Jaime propôs um jornal; eu, uma revista. O nome, Xapuri, eu escolhi (ele queria Bacurau). Dividimos as tarefas. A capa ficou com ele, a linha editorial também. Correr atrás de grana ficou por minha conta. A paleta de cores, depois de larga prosa, ele escolheu (eu queria verde-floresta).
Fizemos a primeira edição da Xapuri lá mesmo, na Reserva, praticamente em uma noite. Já voltei pra Brasília com uma revista montada e com a missão de dar um jeito de diagramar e imprimir.
Nos dias seguintes, o Jaime veio pra Formosa, pra convencer minha irmã Lúcia a revisar a revista, no modo grátis. Daqui, rumamos pra Goiânia, pra convidar o arqueólogo Altair Sales Barbosa para o Conselho Editorial. Altair foi o nosso primeiro conselheiro. Até a doença se agravar, Jaime fez questão de explicar o projeto e convidar, ele mesmo, cada pessoa para o Conselho.

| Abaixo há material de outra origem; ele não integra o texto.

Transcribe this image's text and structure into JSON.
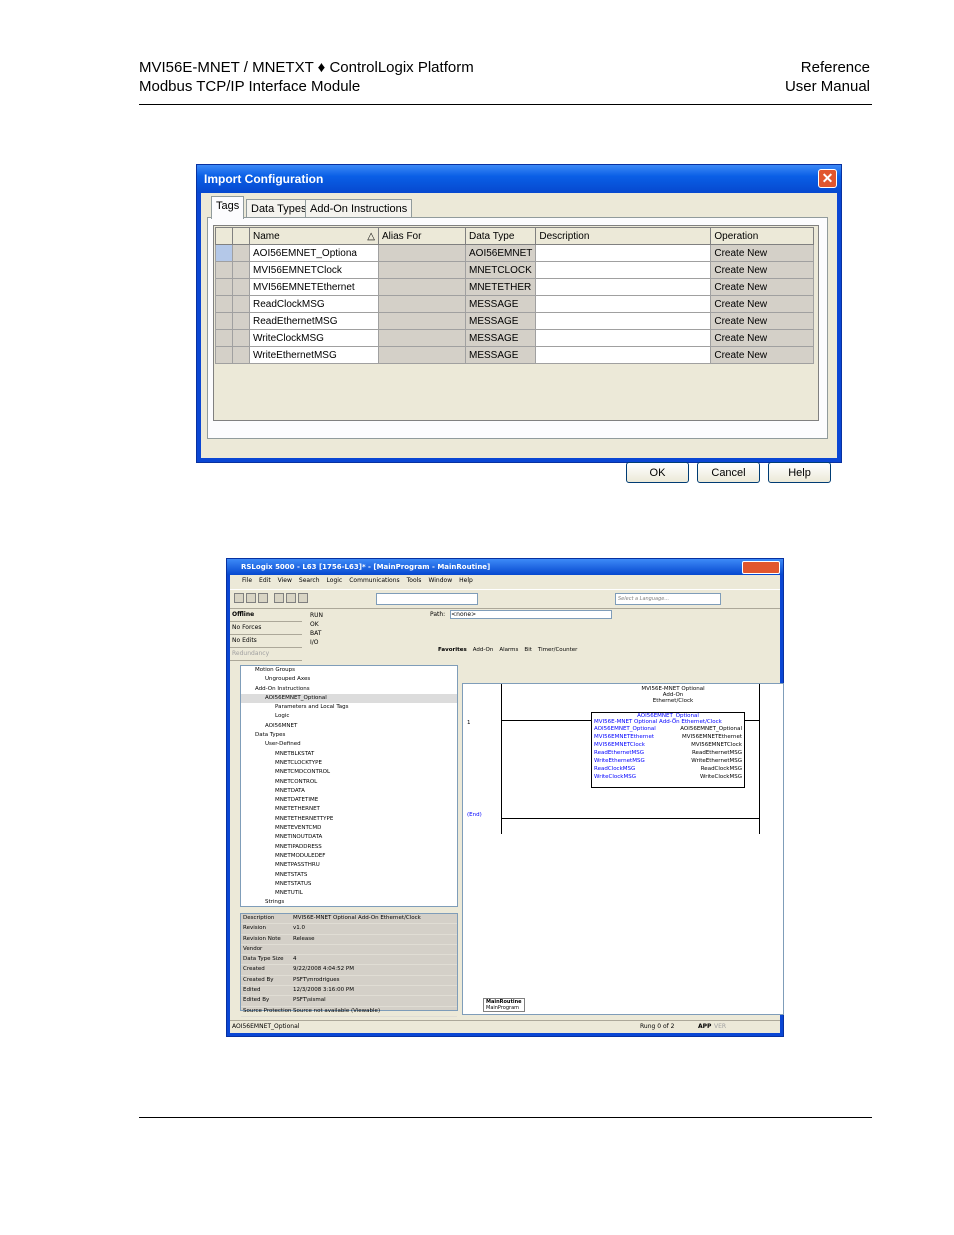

O resto é história. Jaime e eu trilhamos juntos uma linda jornada. Depois da Revista Xapuri veio o site, vieram os e-books, a lojinha virtual (pra ajudar a pagar a conta), os podcasts e as lives, que ele amava. Em 80 meses, Jaime fez questão de decidir, mensalmente, o tema da capa e, quase sempre, escrever ele mesmo a matéria.
Na tarde do dia 14 de julho de 2021, aos 67 anos, depois de longa enfermidade, Jaime partiu para o mundo dos encantados. No dia 9 de julho, quando preparávamos a Xapuri 81, pela primeira vez em sete anos, ele me pediu para cuidar de tudo. Foi uma conversa triste, ele estava agoniado com o agravamento da doença e com a tragédia que o Brasil enfrentava. Não falamos em morte, mas eu sabia que era o fim.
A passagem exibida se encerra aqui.